Everyone is talking about the new ramen place in Carmel—Kizuki. It’s a chain that actually originated in Japan—good timing for them to open in Indy when everyone is now finally getting ramen crazy. I met my friend Suzanne there because she lives not too far away and loves to try a new restaurant as much as I do.
There are a LOT of ramen choices on this menu. Almost too many to know which to choose. Plus, all those small plates on the menu make you want to order them as well. Luckily, Suzanne is a good sharing friend, so we decided to get a couple of the small plates and split a bowl of ramen.

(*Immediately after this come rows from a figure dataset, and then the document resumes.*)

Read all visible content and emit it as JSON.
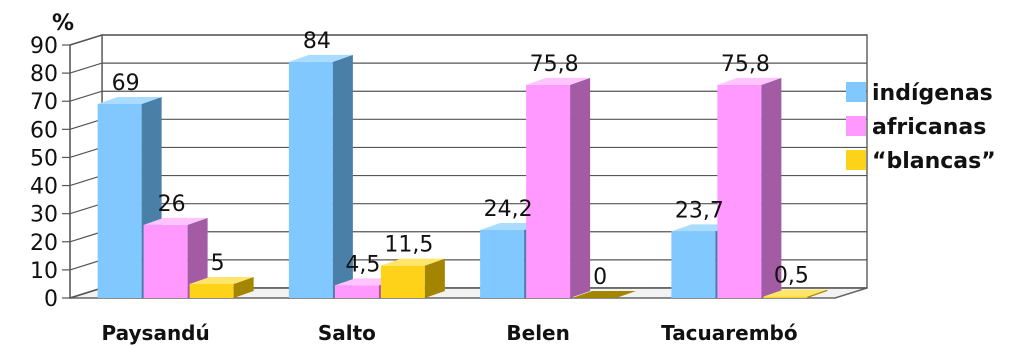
{
  "chart_data": {
    "type": "bar",
    "unit_label": "%",
    "categories": [
      "Paysandú",
      "Salto",
      "Belen",
      "Tacuarembó"
    ],
    "series": [
      {
        "name": "indígenas",
        "values": [
          69,
          84,
          24.2,
          23.7
        ],
        "labels": [
          "69",
          "84",
          "24,2",
          "23,7"
        ],
        "color": "#80c8ff",
        "side_color": "#4a7fa8",
        "top_color": "#a9dcff"
      },
      {
        "name": "africanas",
        "values": [
          26,
          4.5,
          75.8,
          75.8
        ],
        "labels": [
          "26",
          "4,5",
          "75,8",
          "75,8"
        ],
        "color": "#ff99ff",
        "side_color": "#a35ca3",
        "top_color": "#ffc4ff"
      },
      {
        "name": "“blancas”",
        "values": [
          5,
          11.5,
          0,
          0.5
        ],
        "labels": [
          "5",
          "11,5",
          "0",
          "0,5"
        ],
        "color": "#ffd21a",
        "side_color": "#a38500",
        "top_color": "#ffe56b"
      }
    ],
    "y_ticks": [
      "0",
      "10",
      "20",
      "30",
      "40",
      "50",
      "60",
      "70",
      "80",
      "90"
    ],
    "ylim": [
      0,
      90
    ],
    "grid": true,
    "legend_position": "right"
  }
}
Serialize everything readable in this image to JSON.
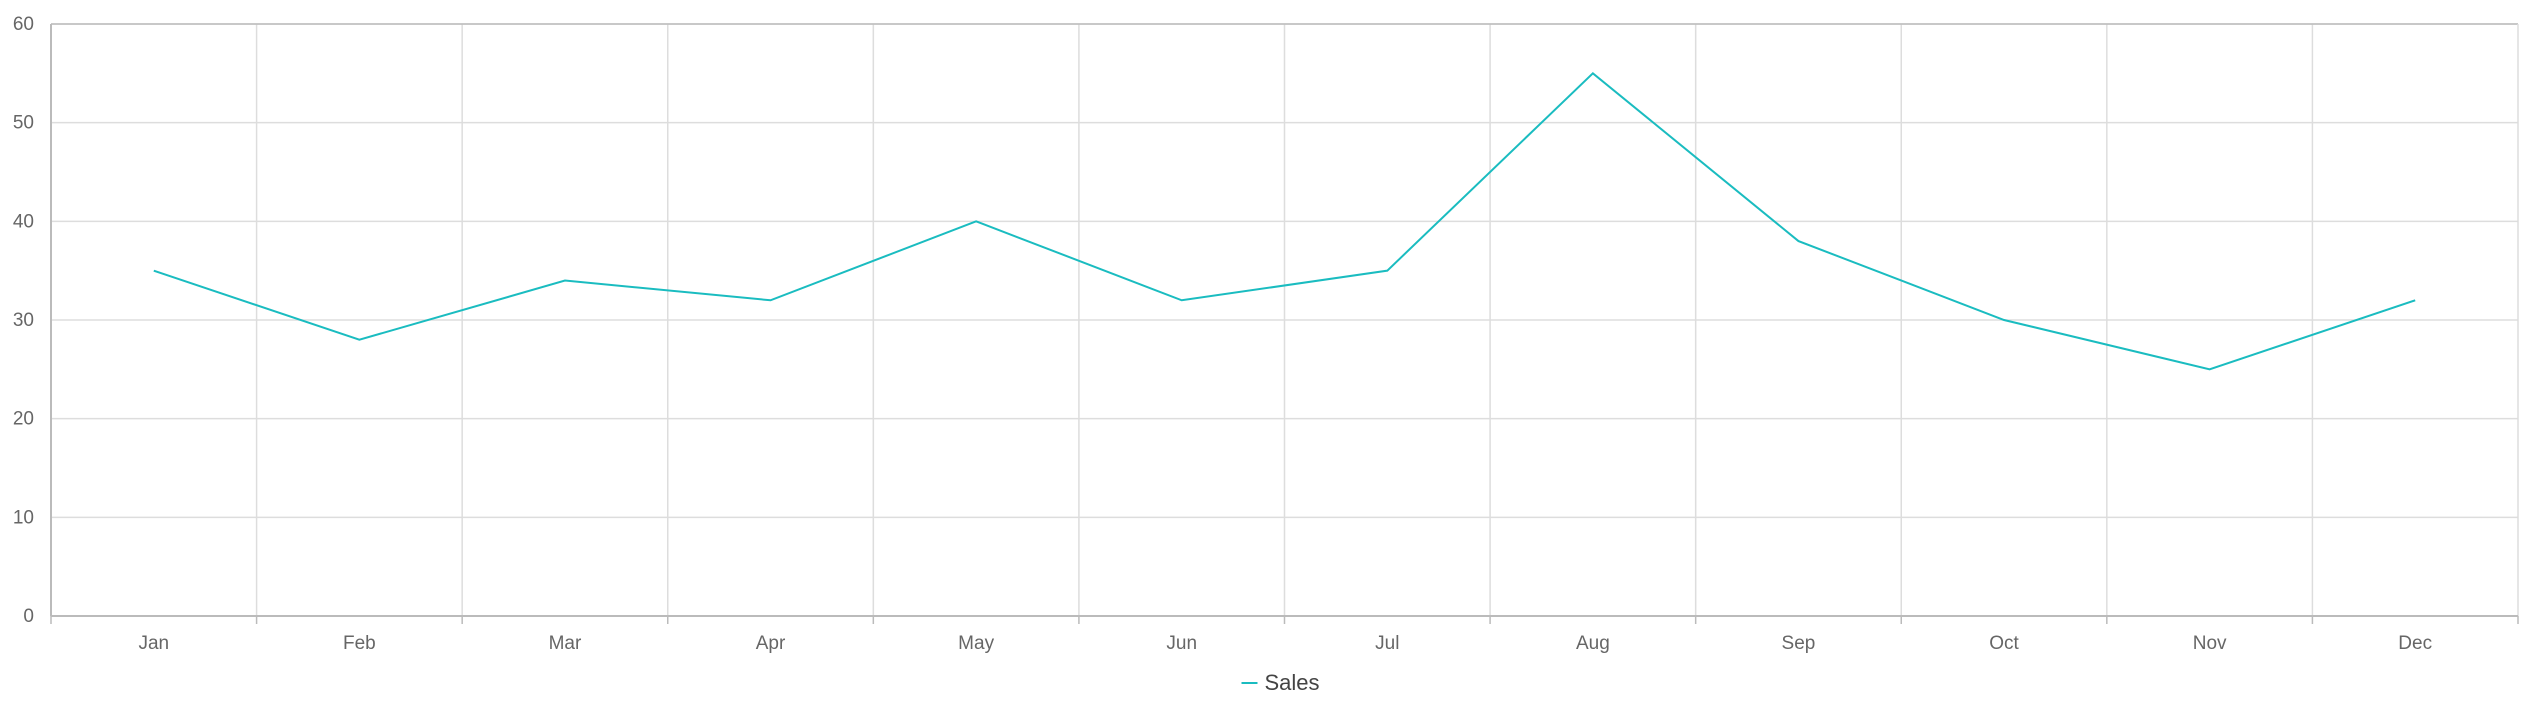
{
  "colors": {
    "series": "#1ABCC0",
    "grid": "#DDDDDD",
    "axis": "#BBBBBB",
    "text": "#666666"
  },
  "chart_data": {
    "type": "line",
    "categories": [
      "Jan",
      "Feb",
      "Mar",
      "Apr",
      "May",
      "Jun",
      "Jul",
      "Aug",
      "Sep",
      "Oct",
      "Nov",
      "Dec"
    ],
    "series": [
      {
        "name": "Sales",
        "values": [
          35,
          28,
          34,
          32,
          40,
          32,
          35,
          55,
          38,
          30,
          25,
          32
        ]
      }
    ],
    "title": "",
    "xlabel": "",
    "ylabel": "",
    "ylim": [
      0,
      60
    ],
    "yticks": [
      0,
      10,
      20,
      30,
      40,
      50,
      60
    ],
    "grid": true,
    "legend_position": "bottom-center"
  }
}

I asked our server for recommendations for which ramen to try and she recommended the garlic tonkotsu shoyu ramen or the spicy miso ramen (both $13). I was kind of already thinking about the garlic tonkotsu one she mentioned because it is described as “extra rich” and is made in limited quantities. Nothing like making something sound rare to make it alluring. Plus, my one complaint about some ramen I have had is that it’s too bland, so “extra rich” sounded good. It was a good bowl of ramen. Would I say it was great? Eh, not particularly. The broth actually tasted a little muddy if you know what I mean. The slice of pork in it was nice (except I still always wonder exactly how you are supposed to eat them—they are too big for one bite, but chopsticks and a spoon make cutting it difficult). There was also bamboo shoots and some bean sprouts, which were fine. The star of the dish was clearly the egg. It was soft boiled as it usually is, and done nicely, but it was also seasoned in some sort of marinade and was super delicious. It was unique from most ramen in that the egg itself tasted so good on its own. Next time, I would go with a spicy broth and an extra egg. I also liked that there were lots of different seasonings to use in the ramen on the table--I used a couple and it helped jazz it up a bit.

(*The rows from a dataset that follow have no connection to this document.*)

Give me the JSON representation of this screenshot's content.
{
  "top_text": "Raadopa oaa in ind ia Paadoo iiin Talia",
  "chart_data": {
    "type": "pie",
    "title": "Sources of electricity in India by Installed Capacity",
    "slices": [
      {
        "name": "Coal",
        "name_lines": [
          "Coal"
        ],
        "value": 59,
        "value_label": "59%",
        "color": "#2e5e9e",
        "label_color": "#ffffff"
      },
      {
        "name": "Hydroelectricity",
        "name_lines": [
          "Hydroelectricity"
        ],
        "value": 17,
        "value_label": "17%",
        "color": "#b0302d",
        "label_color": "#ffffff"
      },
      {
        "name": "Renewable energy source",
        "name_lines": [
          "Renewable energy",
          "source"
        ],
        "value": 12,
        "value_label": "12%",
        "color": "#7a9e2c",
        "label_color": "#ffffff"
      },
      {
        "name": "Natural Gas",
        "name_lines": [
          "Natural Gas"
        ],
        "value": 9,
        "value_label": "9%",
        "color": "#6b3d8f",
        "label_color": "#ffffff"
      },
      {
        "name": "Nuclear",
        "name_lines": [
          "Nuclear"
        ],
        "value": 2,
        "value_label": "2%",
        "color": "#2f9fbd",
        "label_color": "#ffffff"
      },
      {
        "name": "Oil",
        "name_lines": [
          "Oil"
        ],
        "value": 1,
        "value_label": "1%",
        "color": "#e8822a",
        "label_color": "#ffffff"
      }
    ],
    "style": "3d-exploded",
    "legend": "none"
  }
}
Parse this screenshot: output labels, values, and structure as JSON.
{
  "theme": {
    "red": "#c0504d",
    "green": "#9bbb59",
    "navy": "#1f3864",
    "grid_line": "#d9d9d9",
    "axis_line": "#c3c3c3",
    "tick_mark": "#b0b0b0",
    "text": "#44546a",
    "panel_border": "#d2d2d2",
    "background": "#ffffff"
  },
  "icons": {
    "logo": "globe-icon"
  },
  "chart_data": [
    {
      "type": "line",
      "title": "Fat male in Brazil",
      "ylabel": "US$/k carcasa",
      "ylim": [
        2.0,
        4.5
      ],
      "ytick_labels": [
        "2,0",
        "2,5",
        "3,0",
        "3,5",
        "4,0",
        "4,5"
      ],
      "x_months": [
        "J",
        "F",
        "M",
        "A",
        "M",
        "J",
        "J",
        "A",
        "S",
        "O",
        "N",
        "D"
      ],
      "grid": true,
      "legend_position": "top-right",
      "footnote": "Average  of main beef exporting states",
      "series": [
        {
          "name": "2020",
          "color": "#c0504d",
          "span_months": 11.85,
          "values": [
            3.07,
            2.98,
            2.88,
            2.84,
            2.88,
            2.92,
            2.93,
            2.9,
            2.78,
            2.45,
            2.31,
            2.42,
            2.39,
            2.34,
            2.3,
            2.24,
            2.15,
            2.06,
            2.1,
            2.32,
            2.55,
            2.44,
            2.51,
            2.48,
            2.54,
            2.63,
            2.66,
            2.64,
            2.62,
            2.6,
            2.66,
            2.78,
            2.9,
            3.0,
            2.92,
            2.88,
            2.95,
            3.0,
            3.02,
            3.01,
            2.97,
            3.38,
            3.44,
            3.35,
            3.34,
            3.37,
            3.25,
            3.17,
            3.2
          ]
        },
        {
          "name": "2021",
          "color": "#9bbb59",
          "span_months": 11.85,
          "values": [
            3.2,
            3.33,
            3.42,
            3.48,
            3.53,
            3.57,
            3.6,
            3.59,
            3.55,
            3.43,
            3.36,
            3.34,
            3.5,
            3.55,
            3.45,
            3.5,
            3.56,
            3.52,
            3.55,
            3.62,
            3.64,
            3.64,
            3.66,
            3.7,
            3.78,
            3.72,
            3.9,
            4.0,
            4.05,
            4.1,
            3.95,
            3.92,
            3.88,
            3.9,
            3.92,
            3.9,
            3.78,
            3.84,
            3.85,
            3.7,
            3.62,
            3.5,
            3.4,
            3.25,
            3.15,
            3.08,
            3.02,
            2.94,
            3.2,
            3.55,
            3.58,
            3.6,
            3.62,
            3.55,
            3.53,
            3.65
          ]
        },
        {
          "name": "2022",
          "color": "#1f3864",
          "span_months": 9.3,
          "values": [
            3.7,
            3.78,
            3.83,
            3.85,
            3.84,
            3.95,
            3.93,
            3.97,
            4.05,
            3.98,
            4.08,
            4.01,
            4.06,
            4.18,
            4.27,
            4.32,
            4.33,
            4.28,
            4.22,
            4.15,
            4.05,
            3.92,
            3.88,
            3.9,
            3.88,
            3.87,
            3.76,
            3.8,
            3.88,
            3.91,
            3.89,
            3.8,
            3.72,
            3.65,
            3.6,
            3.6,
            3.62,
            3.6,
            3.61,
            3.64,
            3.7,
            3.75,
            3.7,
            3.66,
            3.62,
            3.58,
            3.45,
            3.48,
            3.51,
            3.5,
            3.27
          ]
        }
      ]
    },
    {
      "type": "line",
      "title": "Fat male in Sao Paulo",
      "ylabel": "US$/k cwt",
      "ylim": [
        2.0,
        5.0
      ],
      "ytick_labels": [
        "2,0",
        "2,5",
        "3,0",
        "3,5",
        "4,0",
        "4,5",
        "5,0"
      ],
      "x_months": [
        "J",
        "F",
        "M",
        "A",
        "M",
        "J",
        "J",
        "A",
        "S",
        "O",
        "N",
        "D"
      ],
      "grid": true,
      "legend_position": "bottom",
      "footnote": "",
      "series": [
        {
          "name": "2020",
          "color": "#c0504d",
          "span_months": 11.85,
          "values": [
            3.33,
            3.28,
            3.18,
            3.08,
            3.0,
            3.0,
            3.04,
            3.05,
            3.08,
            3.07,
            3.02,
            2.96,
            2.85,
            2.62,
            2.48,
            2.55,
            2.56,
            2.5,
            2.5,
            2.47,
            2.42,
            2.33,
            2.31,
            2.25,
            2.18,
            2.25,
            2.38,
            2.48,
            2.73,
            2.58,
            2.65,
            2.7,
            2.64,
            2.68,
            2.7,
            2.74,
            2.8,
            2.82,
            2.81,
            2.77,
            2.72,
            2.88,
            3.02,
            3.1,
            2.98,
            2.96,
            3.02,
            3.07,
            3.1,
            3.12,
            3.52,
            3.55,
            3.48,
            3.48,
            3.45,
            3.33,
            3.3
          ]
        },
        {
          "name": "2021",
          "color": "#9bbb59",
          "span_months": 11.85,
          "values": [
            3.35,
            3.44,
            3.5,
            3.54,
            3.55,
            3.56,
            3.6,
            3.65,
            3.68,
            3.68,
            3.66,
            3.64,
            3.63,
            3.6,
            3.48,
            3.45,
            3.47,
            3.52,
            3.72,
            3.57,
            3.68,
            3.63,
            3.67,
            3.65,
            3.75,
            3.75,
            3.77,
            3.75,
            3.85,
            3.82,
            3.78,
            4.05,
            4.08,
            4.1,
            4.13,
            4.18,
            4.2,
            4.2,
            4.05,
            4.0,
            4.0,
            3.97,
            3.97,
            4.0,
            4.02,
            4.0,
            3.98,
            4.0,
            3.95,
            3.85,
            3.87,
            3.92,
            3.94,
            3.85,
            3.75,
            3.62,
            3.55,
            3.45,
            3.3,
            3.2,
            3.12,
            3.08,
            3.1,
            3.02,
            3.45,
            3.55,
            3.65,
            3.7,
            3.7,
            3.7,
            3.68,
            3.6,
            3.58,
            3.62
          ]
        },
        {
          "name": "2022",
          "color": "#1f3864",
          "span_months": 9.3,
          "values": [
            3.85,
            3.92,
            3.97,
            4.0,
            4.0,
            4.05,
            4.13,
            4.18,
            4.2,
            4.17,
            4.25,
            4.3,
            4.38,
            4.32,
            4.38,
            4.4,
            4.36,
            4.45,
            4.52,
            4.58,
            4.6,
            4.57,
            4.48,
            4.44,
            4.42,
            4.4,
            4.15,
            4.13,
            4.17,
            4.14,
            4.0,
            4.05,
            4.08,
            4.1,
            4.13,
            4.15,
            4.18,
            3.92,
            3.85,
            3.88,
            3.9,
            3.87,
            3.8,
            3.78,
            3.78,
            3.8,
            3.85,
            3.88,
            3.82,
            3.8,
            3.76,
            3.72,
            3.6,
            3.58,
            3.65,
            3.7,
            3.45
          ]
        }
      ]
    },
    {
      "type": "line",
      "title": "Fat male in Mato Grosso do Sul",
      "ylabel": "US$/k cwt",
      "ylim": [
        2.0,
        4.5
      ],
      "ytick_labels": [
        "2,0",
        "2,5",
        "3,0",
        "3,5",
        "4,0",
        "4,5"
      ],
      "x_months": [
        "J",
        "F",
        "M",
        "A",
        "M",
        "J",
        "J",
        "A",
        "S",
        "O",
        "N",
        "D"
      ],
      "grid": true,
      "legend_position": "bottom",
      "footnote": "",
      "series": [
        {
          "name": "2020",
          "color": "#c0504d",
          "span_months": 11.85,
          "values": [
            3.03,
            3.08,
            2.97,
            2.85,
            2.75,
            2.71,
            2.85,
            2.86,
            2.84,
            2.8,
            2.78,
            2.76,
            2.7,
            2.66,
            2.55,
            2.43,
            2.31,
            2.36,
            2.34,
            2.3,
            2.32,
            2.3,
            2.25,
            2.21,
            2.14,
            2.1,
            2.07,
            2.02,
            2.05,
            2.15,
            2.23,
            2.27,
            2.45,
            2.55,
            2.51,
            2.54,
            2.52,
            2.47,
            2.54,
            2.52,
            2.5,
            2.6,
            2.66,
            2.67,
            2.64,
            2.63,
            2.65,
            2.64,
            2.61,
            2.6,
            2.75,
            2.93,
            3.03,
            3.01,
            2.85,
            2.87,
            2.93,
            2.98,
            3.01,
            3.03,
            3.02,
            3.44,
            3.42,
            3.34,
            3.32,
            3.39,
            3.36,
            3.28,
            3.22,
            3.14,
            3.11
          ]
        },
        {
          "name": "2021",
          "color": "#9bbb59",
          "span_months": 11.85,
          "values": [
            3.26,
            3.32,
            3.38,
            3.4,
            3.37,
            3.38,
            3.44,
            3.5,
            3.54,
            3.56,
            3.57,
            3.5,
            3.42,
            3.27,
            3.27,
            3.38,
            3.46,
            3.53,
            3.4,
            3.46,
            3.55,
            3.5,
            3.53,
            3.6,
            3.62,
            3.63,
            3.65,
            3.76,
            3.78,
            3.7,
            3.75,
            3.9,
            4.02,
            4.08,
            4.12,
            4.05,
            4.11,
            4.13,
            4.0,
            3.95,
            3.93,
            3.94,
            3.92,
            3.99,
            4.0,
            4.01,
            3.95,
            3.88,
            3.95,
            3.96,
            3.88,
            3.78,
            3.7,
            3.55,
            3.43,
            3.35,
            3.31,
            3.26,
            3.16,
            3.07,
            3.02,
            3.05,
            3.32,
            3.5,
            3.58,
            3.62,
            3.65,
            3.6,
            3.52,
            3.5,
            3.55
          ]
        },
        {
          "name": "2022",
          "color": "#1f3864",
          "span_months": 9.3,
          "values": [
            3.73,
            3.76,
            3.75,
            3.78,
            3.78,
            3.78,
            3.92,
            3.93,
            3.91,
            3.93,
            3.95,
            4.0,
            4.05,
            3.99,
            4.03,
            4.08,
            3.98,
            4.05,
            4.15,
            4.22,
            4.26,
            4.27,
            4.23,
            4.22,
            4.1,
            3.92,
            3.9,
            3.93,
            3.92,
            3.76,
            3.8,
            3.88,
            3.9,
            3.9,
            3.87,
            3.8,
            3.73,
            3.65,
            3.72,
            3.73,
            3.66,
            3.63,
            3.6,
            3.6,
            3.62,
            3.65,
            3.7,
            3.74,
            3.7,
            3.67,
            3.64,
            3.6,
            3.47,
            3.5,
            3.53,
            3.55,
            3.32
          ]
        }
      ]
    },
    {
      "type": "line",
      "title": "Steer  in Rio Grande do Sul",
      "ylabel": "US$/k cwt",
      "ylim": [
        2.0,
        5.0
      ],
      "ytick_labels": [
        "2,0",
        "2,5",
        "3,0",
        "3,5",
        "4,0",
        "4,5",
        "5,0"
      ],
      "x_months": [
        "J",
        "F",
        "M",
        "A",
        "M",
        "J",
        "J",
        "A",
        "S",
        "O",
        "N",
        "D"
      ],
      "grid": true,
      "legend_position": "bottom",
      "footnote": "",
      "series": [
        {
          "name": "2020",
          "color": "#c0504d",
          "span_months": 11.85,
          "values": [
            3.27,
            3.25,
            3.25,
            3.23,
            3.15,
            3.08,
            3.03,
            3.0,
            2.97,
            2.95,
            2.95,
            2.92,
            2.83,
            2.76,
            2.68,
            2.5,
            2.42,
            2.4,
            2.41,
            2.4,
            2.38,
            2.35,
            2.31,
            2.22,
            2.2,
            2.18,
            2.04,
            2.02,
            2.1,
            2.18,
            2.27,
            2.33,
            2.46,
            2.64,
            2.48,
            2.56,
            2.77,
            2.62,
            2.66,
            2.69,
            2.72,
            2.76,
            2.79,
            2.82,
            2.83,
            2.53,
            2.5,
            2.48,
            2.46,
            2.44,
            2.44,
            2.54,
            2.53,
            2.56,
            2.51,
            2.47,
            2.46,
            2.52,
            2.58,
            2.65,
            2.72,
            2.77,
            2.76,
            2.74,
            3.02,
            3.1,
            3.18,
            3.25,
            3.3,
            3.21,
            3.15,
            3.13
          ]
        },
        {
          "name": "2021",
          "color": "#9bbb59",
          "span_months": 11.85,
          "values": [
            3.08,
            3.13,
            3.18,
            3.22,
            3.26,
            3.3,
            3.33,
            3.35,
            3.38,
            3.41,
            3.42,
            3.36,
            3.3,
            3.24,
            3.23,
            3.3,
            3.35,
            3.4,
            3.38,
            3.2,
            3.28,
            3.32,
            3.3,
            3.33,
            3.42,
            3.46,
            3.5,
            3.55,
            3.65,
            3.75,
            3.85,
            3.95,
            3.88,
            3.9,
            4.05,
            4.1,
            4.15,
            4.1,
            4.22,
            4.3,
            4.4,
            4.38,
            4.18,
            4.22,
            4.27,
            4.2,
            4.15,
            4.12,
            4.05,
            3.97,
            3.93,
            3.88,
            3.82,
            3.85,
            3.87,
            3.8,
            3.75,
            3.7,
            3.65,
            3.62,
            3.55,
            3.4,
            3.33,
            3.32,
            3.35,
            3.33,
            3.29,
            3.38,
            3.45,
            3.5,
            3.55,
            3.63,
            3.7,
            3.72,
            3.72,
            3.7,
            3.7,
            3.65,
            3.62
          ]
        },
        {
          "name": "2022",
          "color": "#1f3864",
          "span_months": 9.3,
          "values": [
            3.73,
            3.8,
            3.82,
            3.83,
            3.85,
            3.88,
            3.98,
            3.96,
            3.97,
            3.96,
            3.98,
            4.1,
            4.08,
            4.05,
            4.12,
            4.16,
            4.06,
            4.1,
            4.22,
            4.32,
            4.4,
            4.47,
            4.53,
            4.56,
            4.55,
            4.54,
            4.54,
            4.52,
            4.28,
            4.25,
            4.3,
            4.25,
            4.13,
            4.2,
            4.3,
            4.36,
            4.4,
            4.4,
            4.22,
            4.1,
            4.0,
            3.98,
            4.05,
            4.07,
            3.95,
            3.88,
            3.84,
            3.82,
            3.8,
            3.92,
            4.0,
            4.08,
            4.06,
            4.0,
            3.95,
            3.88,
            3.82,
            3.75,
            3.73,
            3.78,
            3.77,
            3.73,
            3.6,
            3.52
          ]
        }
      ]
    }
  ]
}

We also got the chicken karaage ($6.50) and the pork gyoza ($5). I really enjoyed the gyoza—the dumplings were very hot and tasted very fresh. The skins were thin and had the exact right amount of crispiness on the pan-fried side. The vinegar soy sauce was nicely balanced and had enough vinegar to it that you could actually taste it. I would get these again.
Karaage chicken is Japanese fried chicken—it’s typically breaded with starch instead of a bunch of flour, so it has this lighter, crispier crunch to it. They also marinate the chicken beforehand. The chunks here seemed a mix of light and dark meat—some bites were really tasty and some a bit dry, but it was a decent dish. They served it with a spicy mayo that took it a step further in taste. I enjoyed the mayo.
There are a lot of people working here, (you might be startled by how many of them say hello to you in Japanese when you walk in) and they are more than happy to help as much as possible. They are doing a decent business as well. Overall, I enjoyed my visit, but wasn’t blown away.
Would love to know what you have had if you have been as well.